Luke Tryl, UK Director at More In Common, said that by dropping the figure Starmer risks fuelling a public concern that he "doesn't stand for anything", widely considered to be one of the Labour leader's key weaknesses.
“The risk is being seen as all about expediency with nothing behind it. The thing that has come up in focus groups is: ‘Why can’t they just make their mind up?’..." he explained.
“In a general election campaign year, nuances like ‘we’ve dropped the figure but kept the policies’ just don’t cut through. What cuts through is the figure is gone. That’s the failure here."

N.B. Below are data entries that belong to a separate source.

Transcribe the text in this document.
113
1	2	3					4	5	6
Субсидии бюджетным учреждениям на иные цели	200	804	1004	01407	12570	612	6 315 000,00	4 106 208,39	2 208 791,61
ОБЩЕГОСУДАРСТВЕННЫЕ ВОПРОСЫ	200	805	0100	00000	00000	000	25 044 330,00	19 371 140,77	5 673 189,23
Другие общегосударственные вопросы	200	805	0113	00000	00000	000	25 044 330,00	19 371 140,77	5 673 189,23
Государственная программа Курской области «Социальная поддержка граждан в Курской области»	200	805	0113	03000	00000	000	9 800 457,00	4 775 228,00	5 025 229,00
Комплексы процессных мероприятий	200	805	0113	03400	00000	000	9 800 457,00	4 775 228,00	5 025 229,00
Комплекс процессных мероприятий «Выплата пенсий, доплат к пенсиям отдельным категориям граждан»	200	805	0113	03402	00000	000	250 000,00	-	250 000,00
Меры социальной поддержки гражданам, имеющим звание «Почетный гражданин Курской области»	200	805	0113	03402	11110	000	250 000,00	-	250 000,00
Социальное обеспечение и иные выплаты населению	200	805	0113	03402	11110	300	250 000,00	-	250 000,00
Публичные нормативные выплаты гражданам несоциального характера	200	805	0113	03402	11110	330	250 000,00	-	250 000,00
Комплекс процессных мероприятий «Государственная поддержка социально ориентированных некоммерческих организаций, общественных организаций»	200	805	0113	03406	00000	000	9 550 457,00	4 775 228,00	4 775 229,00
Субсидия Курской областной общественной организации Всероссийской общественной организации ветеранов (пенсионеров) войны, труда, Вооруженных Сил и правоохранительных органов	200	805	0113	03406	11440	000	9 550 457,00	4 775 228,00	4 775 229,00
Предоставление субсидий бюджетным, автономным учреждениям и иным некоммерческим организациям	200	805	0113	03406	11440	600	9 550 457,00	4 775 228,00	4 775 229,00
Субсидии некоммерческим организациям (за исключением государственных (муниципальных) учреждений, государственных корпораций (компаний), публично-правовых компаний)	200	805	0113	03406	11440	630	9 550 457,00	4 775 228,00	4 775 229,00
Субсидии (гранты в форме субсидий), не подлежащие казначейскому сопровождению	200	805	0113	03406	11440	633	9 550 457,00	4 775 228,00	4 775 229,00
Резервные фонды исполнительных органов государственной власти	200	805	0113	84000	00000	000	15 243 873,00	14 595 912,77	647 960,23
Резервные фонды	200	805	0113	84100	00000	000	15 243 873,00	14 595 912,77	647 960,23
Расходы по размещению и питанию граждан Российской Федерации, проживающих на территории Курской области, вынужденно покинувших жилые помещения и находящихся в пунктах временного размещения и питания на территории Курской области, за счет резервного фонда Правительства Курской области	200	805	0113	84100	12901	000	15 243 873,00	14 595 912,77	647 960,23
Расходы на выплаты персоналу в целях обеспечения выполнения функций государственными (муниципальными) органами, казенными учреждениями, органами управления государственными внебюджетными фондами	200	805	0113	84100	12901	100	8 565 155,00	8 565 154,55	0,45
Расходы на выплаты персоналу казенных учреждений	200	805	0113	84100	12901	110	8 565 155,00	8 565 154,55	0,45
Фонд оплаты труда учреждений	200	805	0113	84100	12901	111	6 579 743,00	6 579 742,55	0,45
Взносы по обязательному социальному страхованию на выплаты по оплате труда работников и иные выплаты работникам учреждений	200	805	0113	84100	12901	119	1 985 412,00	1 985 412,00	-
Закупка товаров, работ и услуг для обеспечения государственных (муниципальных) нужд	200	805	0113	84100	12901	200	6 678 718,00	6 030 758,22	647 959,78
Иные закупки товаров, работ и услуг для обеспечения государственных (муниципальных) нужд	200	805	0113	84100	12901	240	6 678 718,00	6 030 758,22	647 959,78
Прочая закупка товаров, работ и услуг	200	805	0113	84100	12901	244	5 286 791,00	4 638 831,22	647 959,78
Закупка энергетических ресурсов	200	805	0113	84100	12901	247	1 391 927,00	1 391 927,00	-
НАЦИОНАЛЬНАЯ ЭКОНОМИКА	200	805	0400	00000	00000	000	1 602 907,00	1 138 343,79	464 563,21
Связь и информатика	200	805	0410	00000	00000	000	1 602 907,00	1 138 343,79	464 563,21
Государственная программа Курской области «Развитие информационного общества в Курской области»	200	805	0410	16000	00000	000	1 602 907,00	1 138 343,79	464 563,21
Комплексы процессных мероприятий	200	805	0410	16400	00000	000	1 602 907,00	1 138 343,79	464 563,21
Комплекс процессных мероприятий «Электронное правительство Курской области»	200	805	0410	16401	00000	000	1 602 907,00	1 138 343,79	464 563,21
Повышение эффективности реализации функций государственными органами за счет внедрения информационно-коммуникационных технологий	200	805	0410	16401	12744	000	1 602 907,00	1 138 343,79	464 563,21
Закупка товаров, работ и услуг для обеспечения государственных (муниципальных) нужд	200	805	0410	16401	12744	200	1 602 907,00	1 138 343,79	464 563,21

He added that while Labour remains in a strong position to win the upcoming general election, with polls continuing to give the opposition large, double-digit leads over the Tories, the party risks misreading the public mood and under-appreciating the desire for major change over a more-of-the-same approach.
“You combine this with the announcement this week that they will not reinstate the cap on bankers’ bonuses, and there’s a danger here that Labour is misunderstanding the mood of the country," Tryl added.
“It seems like they think it’s Labour coming into power in the 90s, when people did generally want reassurance, but we’re in a very different paradigm now — one where people think large parts of the country just aren’t working.
"That doesn’t mean going full Jeremy Corbyn, and to that point the announcement this week about corporation tax makes sense, but the stuff on bankers' bonuses and ditching the green figure feels like reading from a 90s playbook.”